Costs, Real Immersion,

How Can I Distinguish a Real Immersion Program
from Other Language-Rich Programs?
Definition of Immersion

According to the well-established research on language-acquisition, only real immersion programs produce the level of fluency that produce a truly bilingual or multilingual child. Yet, the term language immersion is often used to reference a wide range of language exposure programs. Parents should be clear what they are signing-up for.  Below we provide a definition drawn from the Center for Advanced Research on Language Acquisition (CARLA) and the American Council on the Teaching of Foreign Languages (ACTFL).



Definition of Dual Language

In the United States there are two types of language immersion programs:  One way (regular Immersion); and two-way, referred to as Dual Language. 

One Way Immersion:  In these programs the majority of the children in the class do not speak (or have limited skill in)  the target language and they are fluent in the majority language of the US (English).  Their exposure to the target language is almost entirely in the classroom.

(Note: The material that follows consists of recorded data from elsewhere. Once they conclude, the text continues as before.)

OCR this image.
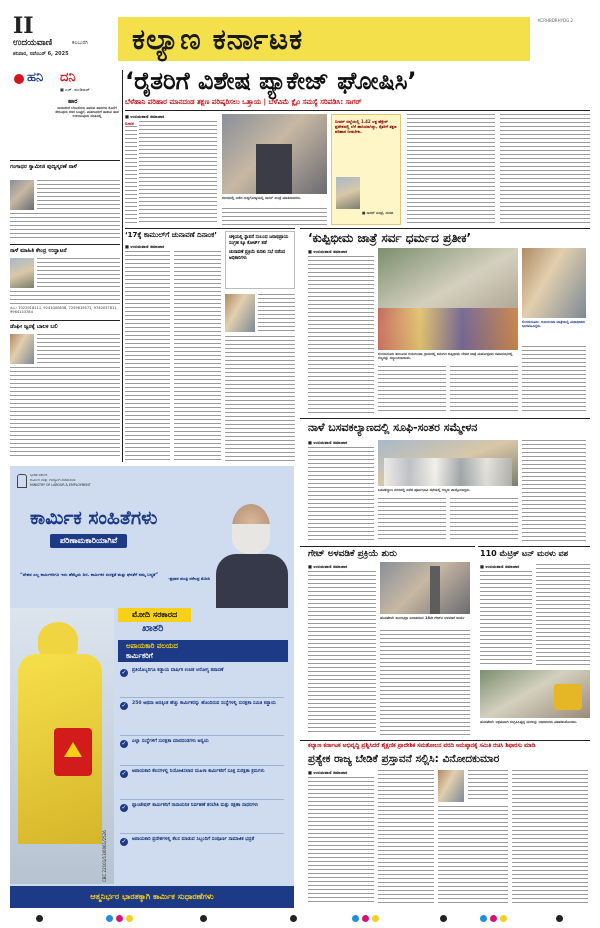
II
ಉದಯವಾಣಿ	ಕಲಬುರಗಿ
ಶನಿವಾರ, ನವೆಂಬರ್ 6, 2025 ಕಲ್ಯಾಣ ಕರ್ನಾಟಕ
KCRHBDRHYDG 2
ಹನಿ ದನಿ
■ ಎಚ್. ಡುಂಡಿರಾಜ್
ಹಾರ
ನಾಯಕರಿಗೆ ಬೆಂಬಲಿಗರು ಹಾಕುವ ಹಾರಗಳು ಕೊನೆಗೆ ಸೇರುವುದು ಕಸದ ಬುಟ್ಟಿಗೆ, ಮತದಾರರಿಗೆ ಹಾಕುವ ಹಾರ ಉಳಿಯುವುದು ನೆನಪಿನಲ್ಲಿ
ಗಂಗಾಧರ ಸ್ವಾಮೀಜಿ ಪುಣ್ಯಸ್ಮರಣೆ ನಾಳೆ
ನಾಳೆ ಮಾಹಿತಿ ಕೇಂದ್ರ ಉದ್ಘಾಟನೆ
ಮೊ.: 7022918111, 9241000638, 7259619571, 9740037811, 9964133784
ಡೆಂಘೀ ಜ್ವರಕ್ಕೆ ಬಾಲಕ ಬಲಿ
‘ರೈತರಿಗೆ ವಿಶೇಷ ಪ್ಯಾಕೇಜ್ ಘೋಷಿಸಿ’
ಬೆಳೆಹಾನಿ ಪರಿಹಾರ ಮಾನದಂಡ ತಕ್ಷಣ ಪರಿಷ್ಕರಿಸಲು ಒತ್ತಾಯ | ಬೆಳೆವಿಮೆ ಕ್ಲೈಂ ಸಮಸ್ಯೆ ಸರಿಪಡಿಸಿ: ಸಾಗರ್
■ ಉದಯವಾಣಿ ಸಮಾಚಾರ
ಬೀದರ
ಬೀದರನಲ್ಲಿ ನಡೆದ ಸುದ್ದಿಗೋಷ್ಠಿಯಲ್ಲಿ ಸಾಗರ್ ಖಂಡ್ರೆ ಮಾತನಾಡಿದರು.
ಬೀದರ್ ಜಿಲ್ಲೆಯಲ್ಲಿ 1.42 ಲಕ್ಷ ಹೆಕ್ಟೇರ್ ಪ್ರದೇಶದಲ್ಲಿ ಬೆಳೆ ಹಾನಿಯಾಗಿದ್ದು, ರೈತರಿಗೆ ತಕ್ಷಣ ಪರಿಹಾರ ನೀಡಬೇಕು.
■ ಸಾಗರ್ ಖಂಡ್ರೆ, ಸಂಸದ
‘17ಕ್ಕೆ ಕಾಮುಲ್‌ಗೆ ಚುನಾವಣೆ ದಿನಾಂಕ’
■ ಉದಯವಾಣಿ ಸಮಾಚಾರ
ಚಳ್ಳಿಯಲ್ಲಿ ಸ್ಥಾಪನೆ ಸಂಬಂಧ ಜನಾಭಿಪ್ರಾಯ ಸಂಗ್ರಹ ಕ್ಕೂ ಕೋರ್ಟ್ ತಡೆ
ಚುನಾವಣೆ ಪ್ರಕ್ರಿಯೆ ಕುರಿತು ಸಭೆ ನಡೆಸಿದ ಅಧಿಕಾರಿಗಳು
‘ಕುಪ್ಪಿಭೀಮ ಜಾತ್ರೆ ಸರ್ವ ಧರ್ಮದ ಪ್ರತೀಕ’
■ ಉದಯವಾಣಿ ಸಮಾಚಾರ
ಲಿಂಗಸುಗೂರು: ಗುರುಗುಂಟಾ ಜಾತ್ರೆಯಲ್ಲಿ ಮಠಾಧೀಶರು ಭಾಗವಹಿಸಿದ್ದರು.
ಲಿಂಗಸುಗೂರು ತಾಲೂಕಿನ ಗುರುಗುಂಟಾ ಗ್ರಾಮದಲ್ಲಿ ಜರುಗಿದ ಕುಪ್ಪಿಭೀಮ ದೇವರ ಜಾತ್ರೆ ಮಹೋತ್ಸವದ ಸಮಾರಂಭದಲ್ಲಿ ಗಣ್ಯರನ್ನು ಸನ್ಮಾನಿಸಲಾಯಿತು.
ನಾಳೆ ಬಸವಕಲ್ಯಾಣದಲ್ಲಿ ಸೂಫಿ-ಸಂತರ ಸಮ್ಮೇಳನ
■ ಉದಯವಾಣಿ ಸಮಾಚಾರ
ಬಸವಕಲ್ಯಾಣ ನಗರದಲ್ಲಿ ನಡೆದ ಪೂರ್ವಭಾವಿ ಸಭೆಯಲ್ಲಿ ಗಣ್ಯರು ಪಾಲ್ಗೊಂಡಿದ್ದರು.
ಭಾರತ ಸರ್ಕಾರ
ಕಾರ್ಮಿಕ ಮತ್ತು ಉದ್ಯೋಗ ಸಚಿವಾಲಯ
MINISTRY OF LABOUR & EMPLOYMENT
ಕಾರ್ಮಿಕ ಸಂಹಿತೆಗಳು
ಪರಿಣಾಮಕಾರಿಯಾಗಿವೆ
“ದೇಶದ ಎಲ್ಲ ಕಾರ್ಮಿಕರಿಗೂ ಇದು ಹೆಮ್ಮೆಯ ದಿನ. ಕಾರ್ಮಿಕರ ಸುರಕ್ಷತೆ ಮತ್ತು ಘನತೆಗೆ ನಮ್ಮ ಬದ್ಧತೆ”
-ಪ್ರಧಾನ ಮಂತ್ರಿ ನರೇಂದ್ರ ಮೋದಿ
ಮೋದಿ ಸರಕಾರದ
ಖಾತರಿ
ಅಪಾಯಕಾರಿ ವಲಯದ
ಕಾರ್ಮಿಕರಿಗೆ
✓	ಪ್ರತಿಯೊಬ್ಬರಿಗೂ ಕಡ್ಡಾಯ ವಾರ್ಷಿಕ ಉಚಿತ ಆರೋಗ್ಯ ತಪಾಸಣೆ
✓	250 ಅಥವಾ ಅದಕ್ಕಿಂತ ಹೆಚ್ಚು ಕಾರ್ಮಿಕರನ್ನು ಹೊಂದಿರುವ ಸಂಸ್ಥೆಗಳಲ್ಲಿ ಸುರಕ್ಷತಾ ಸಮಿತಿ ಕಡ್ಡಾಯ
✓	ಎಲ್ಲಾ ಸಂಸ್ಥೆಗಳಿಗೆ ಸುರಕ್ಷತಾ ಮಾನದಂಡಗಳು ಅನ್ವಯ
✓	ಅಪಾಯಕಾರಿ ಕೆಲಸಗಳಲ್ಲಿ ನಿಯೋಜಿಸಲಾದ ಮಹಿಳಾ ಕಾರ್ಮಿಕರಿಗೆ ಸೂಕ್ತ ಸುರಕ್ಷತಾ ಕ್ರಮಗಳು
✓	ಪ್ಲಾಂಟೇಷನ್ ಕಾರ್ಮಿಕರಿಗೆ ರಾಸಾಯನಿಕ ನಿರ್ವಹಣೆ ತರಬೇತಿ ಮತ್ತು ರಕ್ಷಣಾ ಸಾಧನಗಳು
✓	ಅಪಾಯಕಾರಿ ಪ್ರದೇಶಗಳಲ್ಲಿ ಕೆಲಸ ಮಾಡುವ ಸಿಬ್ಬಂದಿಗೆ ಸಂಪೂರ್ಣ ಸಾಮಾಜಿಕ ಭದ್ರತೆ
CBC 22101/13/0061/2526
ಆತ್ಮನಿರ್ಭರ ಭಾರತಕ್ಕಾಗಿ ಕಾರ್ಮಿಕ ಸುಧಾರಣೆಗಳು
ಗೇಟ್ ಅಳವಡಿಕೆ ಪ್ರಕ್ರಿಯೆ ಶುರು
■ ಉದಯವಾಣಿ ಸಮಾಚಾರ
ಹೊಸಪೇಟೆ: ತುಂಗಭದ್ರಾ ಜಲಾಶಯದ 18ನೇ ಗೇಟ್‌ನ ಅಳವಡಿಕೆ ಕಾರ್ಯ
110 ಮೆಟ್ರಿಕ್ ಟನ್ ಮರಳು ವಶ
■ ಉದಯವಾಣಿ ಸಮಾಚಾರ
ಹೊಸಪೇಟೆ: ಅಕ್ರಮವಾಗಿ ಸಂಗ್ರಹಿಸಿಟ್ಟಿದ್ದ ಮರಳನ್ನು ಅಧಿಕಾರಿಗಳು ವಶಪಡಿಸಿಕೊಂಡರು.
ಕಲ್ಯಾಣ ಕರ್ನಾಟಕ ಅಭಿವೃದ್ಧಿ ಪ್ರಶ್ನಿಸಿದರೆ ಶೈಕ್ಷಣಿಕ ಪ್ರಾದೇಶಿಕ ಸಮತೋಲನ ವರದಿ ಅನುಷ್ಠಾನಕ್ಕೆ ಸಮಿತಿ ರಚಿಸಿ ಶಿಫಾರಸು ಮಾಡಿ
ಪ್ರತ್ಯೇಕ ರಾಜ್ಯ ಬೇಡಿಕೆ ಪ್ರಸ್ತಾವನೆ ಸಲ್ಲಿಸಿ: ವಿನೋದಕುಮಾರ
■ ಉದಯವಾಣಿ ಸಮಾಚಾರ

Two Way Immersion:  In these programs 1/3 to 1/2 of the students speak the first target language fluently, but not the second.  The rest of the children speak the second target language fluently, but not the first.  The children are taught 50% in each of the two target languages, learning from the teachers and from one another.

Seven Defining Features of a Language Immersion Program 

1) Subject instruction is occurring through the [target or] minority language for at least 50% of the school day during the elementary [and pre-school] years.  

2) All of the teachers are fully proficient in the languages they are using for classroom instruction. 3) The various languages used in the classroom are separated in a clear and sustained manner during instructional time.  

4) The target language is used for subject matter instruction. (For example young children play and explore in the target language; older children learn social studies, science, or art in the target language.) 

5) The classroom environment is language-rich.  

6) Teachers elicit talk from the children that increases in it's fluency, accuracy, and complexity over the course of time.

7) Teachers don’t use English as the default for clarification, or for checking on meaning or understanding.